Adoption. Of course, that’s where Olivia’s head would have gone first. Adoption and marriage. A neat package, except for the part where she’d completely discounted Darcy as a part of the equation beyond a dollar amount on a check.
“Jeffrey, we have something here. Something I’ve been waiting to find for a very long time. We could make this work.”
Offering Olivia’s hand a quick squeeze, he pushed up from his chair.
He needed to cut Olivia some slack. She’d jumped to the wrong conclusion, probably because the few details he’d parceled out pointed that way. She was trying to come up with a solution to a problem he’d dropped in front of them. It just wasn’t the right one.
Walking over to the bank of windows, he rubbed his hand over his jaw. Darcy was right. They all needed a little time to get their heads around this new development.
“Darcy doesn’t want to give the baby up. She was offering me an opportunity to be a part of its life. Not to...option it off. You don’t know her.”
Olivia sat back, watching him the way he watched guys from across the conference table. Reading their tells and all the things their faces and bodies said without their mouths having to. “And you do?”

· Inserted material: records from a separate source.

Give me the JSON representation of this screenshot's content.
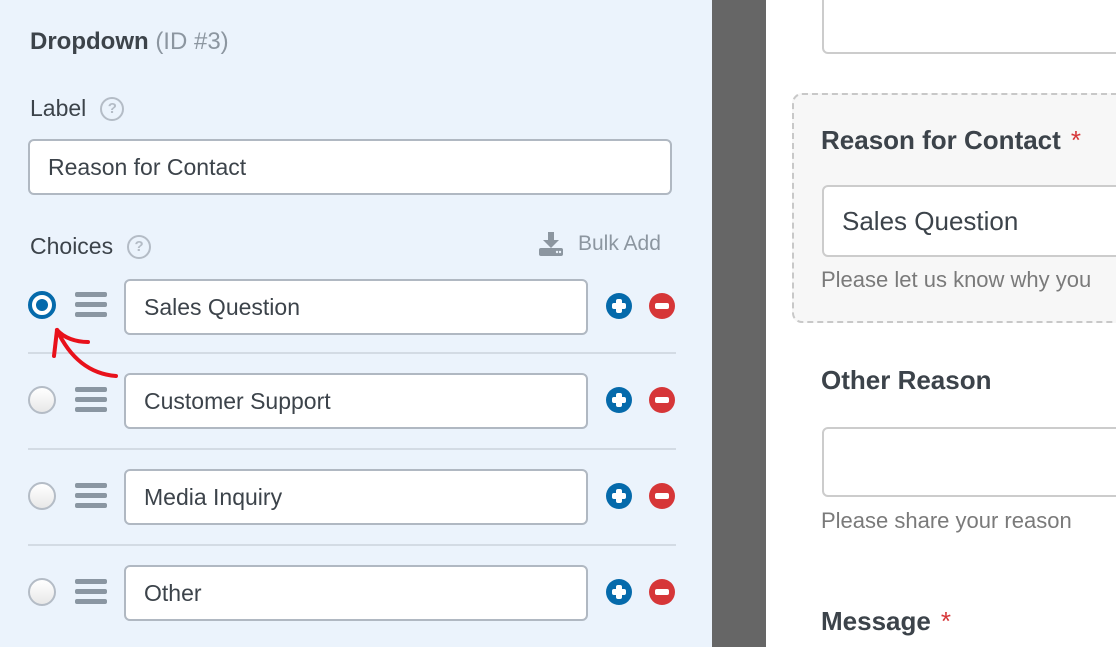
{
  "panel": {
    "title": "Dropdown",
    "id_label": "(ID #3)",
    "label_heading": "Label",
    "label_value": "Reason for Contact",
    "choices_heading": "Choices",
    "bulk_add": "Bulk Add",
    "help_glyph": "?",
    "choices": [
      {
        "value": "Sales Question",
        "selected": true
      },
      {
        "value": "Customer Support",
        "selected": false
      },
      {
        "value": "Media Inquiry",
        "selected": false
      },
      {
        "value": "Other",
        "selected": false
      }
    ]
  },
  "preview": {
    "reason_label": "Reason for Contact",
    "required_mark": "*",
    "reason_value": "Sales Question",
    "reason_description": "Please let us know why you",
    "other_label": "Other Reason",
    "other_value": "",
    "other_description": "Please share your reason",
    "message_label": "Message"
  },
  "colors": {
    "accent": "#056aab",
    "remove": "#d63638",
    "panel_bg": "#ebf3fc",
    "divider": "#666666",
    "annotation_arrow": "#e8111b"
  }
}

“Only enough to say, she wasn’t here to give her child up.”
“Okay. Then we’ll take it from there.” She followed him across the office, laying her hand gently over his arm.
“Olivia, I don’t know what this next year is going to bring. I think it might be better for everyone if we—”
“No. I’m not going to give up on us because things aren’t exactly the way I thought they would be.” She met his eyes. “We’re so well suited. So right. All I’m asking is you give us a chance before making any decisions. Please.”
Jeff wrapped an arm around her shoulders. She felt stiff against him. Like an off fit in a way he’d never noticed before.
Which he supposed made sense, considering he’d just put something between them neither of them knew exactly how to deal with. Now the least he could do was grant her request and give them a chance.
SEVEN
“You got the waitress pregnant?” Connor shook his head, rocking back on his bar stool as though the news had physically blown him over. “You’re sure? I mean, all the question marks...?”
Jeff nodded. “Had a DNA test pushed through, but even if I hadn’t—I’m sure.”
“A baby. How in the hell?”
At Jeff’s raised brow, the other man held up a staying hand.
“Don’t. I know how. Your dad did a bang-up job with the ‘talk’ back in high school. I just can’t believe—you—like this—now.” Then shooting him a concerned look, he asked, “Someone mentioned you were seeing Olivia Deveraux. That you two might be serious.”
“Before Darcy showed up at my office, I would have put money on a future with Olivia. But now.” Now, even two weeks later, he wasn’t any closer to knowing what their future held. Olivia hadn’t changed. “She wants it to work. Offered to marry me and adopt the baby.”
“Generous.”
“If Darcy were considering giving it up. But not for even a single second.”
He thought about her busting him looking at her narrow waist, and accusing him of trying to option her baby. Once again giving in to the reoccurring grin that stomped all over his face every time he thought about her outraged, accusing look, he held up his hands. “She’s going to be an amazing mother. You can see it.”
“Olivia?”
Jeff caught Connor’s stare and the subtle, unspoken question behind it. “Darcy. But, yeah, I’m sure Olivia would, too.”
Connor pushed his drink around in a neat square on the bar. “But you don’t see it with her?”